In cells, external stimulation with a ligand is transmitted into cells via a receptor. In the case of chemokine receptors, for example, it is known that leukocyte chemotaxis, which is the fundamental function in inflammation and immune responses, is strictly controlled by attractors serving as agonists (Documents 1 to 4). More specifically speaking, a chemokine prototype CCL2 (also known as MCAF and MCP-1) was found as a macrophage attractant mediated by a receptor CCR2 (Documents 5 to 8). Moreover, chemokines CCL3, 4 and 5 are known as agonists for CCR5.
It has been considered that intracellular signal transduction of a receptor depends on the G protein switching mechanism. Concerning chemokines, there have been identified more than 50 types of chemokines and 20 types of G protein-coupled receptors (GPCRs) as the chemokine-chemokine receptor family. Each chemokine receptor has a strict chemokine-specificity and shows an expression pattern restricted to leukocyte subtype (Documents 9 to 11).
Now, the relationships between the intracellular signal transduction of receptors and diseases will be discussed.
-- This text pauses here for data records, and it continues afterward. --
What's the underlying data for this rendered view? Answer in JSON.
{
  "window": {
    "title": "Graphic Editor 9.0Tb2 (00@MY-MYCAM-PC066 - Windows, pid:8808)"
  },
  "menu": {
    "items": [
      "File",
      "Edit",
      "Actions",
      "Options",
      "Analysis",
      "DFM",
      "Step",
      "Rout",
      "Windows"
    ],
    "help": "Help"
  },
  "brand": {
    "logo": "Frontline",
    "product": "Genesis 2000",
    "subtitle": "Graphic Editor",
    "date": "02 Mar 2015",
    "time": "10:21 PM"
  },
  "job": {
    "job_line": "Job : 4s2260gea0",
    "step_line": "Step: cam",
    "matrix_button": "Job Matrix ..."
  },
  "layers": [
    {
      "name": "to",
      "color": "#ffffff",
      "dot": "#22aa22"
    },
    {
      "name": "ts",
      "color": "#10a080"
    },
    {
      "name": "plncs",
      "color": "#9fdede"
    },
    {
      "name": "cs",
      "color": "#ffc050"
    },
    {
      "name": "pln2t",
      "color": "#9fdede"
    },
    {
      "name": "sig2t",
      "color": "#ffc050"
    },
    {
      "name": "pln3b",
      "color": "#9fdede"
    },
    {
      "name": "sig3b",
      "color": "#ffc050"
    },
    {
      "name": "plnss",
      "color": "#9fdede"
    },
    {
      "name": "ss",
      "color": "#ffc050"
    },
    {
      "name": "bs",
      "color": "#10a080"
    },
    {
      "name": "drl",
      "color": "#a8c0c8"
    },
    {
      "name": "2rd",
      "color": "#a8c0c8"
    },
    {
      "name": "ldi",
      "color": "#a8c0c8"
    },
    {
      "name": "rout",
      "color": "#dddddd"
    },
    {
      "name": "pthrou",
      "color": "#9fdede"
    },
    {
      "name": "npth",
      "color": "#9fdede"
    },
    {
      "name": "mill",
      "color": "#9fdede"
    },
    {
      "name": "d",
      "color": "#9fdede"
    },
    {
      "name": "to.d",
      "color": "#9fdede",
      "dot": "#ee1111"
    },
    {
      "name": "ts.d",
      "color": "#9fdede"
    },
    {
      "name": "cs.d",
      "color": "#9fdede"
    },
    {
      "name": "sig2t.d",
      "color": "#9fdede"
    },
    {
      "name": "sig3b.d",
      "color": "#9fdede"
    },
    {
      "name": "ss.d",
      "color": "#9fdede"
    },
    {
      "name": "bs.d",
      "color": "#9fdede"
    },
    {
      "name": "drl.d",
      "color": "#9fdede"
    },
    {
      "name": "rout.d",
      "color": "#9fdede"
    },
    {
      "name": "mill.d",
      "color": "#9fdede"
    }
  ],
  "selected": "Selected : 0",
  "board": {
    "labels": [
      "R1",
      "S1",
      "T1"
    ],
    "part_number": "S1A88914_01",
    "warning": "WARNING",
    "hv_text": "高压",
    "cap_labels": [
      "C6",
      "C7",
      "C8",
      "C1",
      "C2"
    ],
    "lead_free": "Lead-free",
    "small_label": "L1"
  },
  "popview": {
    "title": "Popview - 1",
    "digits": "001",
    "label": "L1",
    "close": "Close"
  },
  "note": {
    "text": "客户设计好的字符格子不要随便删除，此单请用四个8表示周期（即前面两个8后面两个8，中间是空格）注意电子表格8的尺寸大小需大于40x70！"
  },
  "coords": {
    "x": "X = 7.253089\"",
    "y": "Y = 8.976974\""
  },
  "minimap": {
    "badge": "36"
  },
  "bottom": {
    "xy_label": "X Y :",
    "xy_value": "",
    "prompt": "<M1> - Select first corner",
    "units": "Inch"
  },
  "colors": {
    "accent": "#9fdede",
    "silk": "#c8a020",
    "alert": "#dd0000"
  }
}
In the case of the chemokine receptor CCR2, for example, the receptor CCR2 is a 7-transmembrane G protein-coupled receptor known as occurring in monocytes, macrophages, lymphocytes, endothelial cells, smooth muscular cells and so on and its agonist CCL2 acts as an attractant via interaction with the receptor CCR2 (Document 12). It is considered that the CCL2-CCR2 pathway participates in the causes of atherosclerosis (Documents 13 and 14), chronic glomerulonephritis (Document 15), multiple sclerosis (Documents 16 and 17) and other chronic inflammatory diseases (Documents 18 to 21). On the other hand, it is reported that CCR5, which is known as a chemokine CCL2 (MIP-1α), CCL4 (MIP-1β) or CCL5 (RANTES) receptor, is expressed in monocytes and macrophages and participates in various inflammatory diseases similar to CCR2. Furthermore, it is known that CCR2 and CCR5 serve as coreceptors for cell entry of human immunodeficiency virus (HIV) (Deng et al., Nature, 381, 661-666 (1996)). However, a large number of points still remain unknown in intracellular signal transduction cascades relating to leukocyte chemotaxis. Accordingly, there is a great worth in studying the mechanism controlling chemokine receptor-mediated leukocyte chemotaxis.
It is considered that a receptor having an attractant bonded thereto activates a G protein and thus causes the dissociation of the G protein into α- and β-subunits and the formation of a second messenger, thereby initiating actin polymerization and leukocyte chemotaxis (Documents 22 and 23). The dissociation of the G protein is followed by the phosphorylation of the receptor by protein kinases such as PKs, Jaks and GRKs (Documents 24 and 25). Subsequently, the phosphorylation in the intracellular domain in the carboxyl terminal region (C-terminal region) of the receptor promotes receptor internalization with adaptors Aps and arrestin and inhibits excessive responses (Document 26). As the results of conventional studies, there have been known GPCR-binding molecules regulating receptors' functions such as cell-surface transportation and intracellular uptake (Documents 33 and 34). However, there have been known so far few GPCR-binding molecules controlling intracellular chemotactic signal cascades specific to individual receptors.
Studies on mutations have clarified that receptors binding to attaractants such as cAMP, fMLP and chemokines activate chemotactic signal cascades even in the case where phosphorylation does not occur in the intracellular C-terminal domain (Documents 27 to 32). In the previous studies, GPCR-binding molecules, which regulate receptors' functions such as cell-surface transportation and intracellular uptake, were identified (Documents 33 and 34). However, chemotactic signal cascades of individual receptors are scarcely known.
It is reported that the second cytoplasmic loop and the C-terminal domain of a GPCR are important sites in the activation of the chemotactic signal cascade by the binding to a G protein and activation thereof (Documents 27, 28, 35 and 36). When 12 residues in the intracellular C-terminal domain of CCR2 (a sequence in the Pro-12-C terminal domain; SVFFRKHITKRF (SEQ ID NO:41)) is removed, for example, its chemotactic response disappears though the G protein-binding ability to CCL2 remains unchanged (Documents 28 and 37). When a shorter sequence from the terminus is removed, however, no effect is observed. It is interesting that the DRY motif at the second cytoplasmic loop of a chemokine receptor is completely conserved while the sequence in the neighborhood of the terminus is scarcely conserved. Although chemokine receptors CCR2 and CXCR4 both activate monocyte chemotaxis cascades, the Pro-12-C terminal domain of CCR2 never relates to the conservation of a similar domain of CXCR4.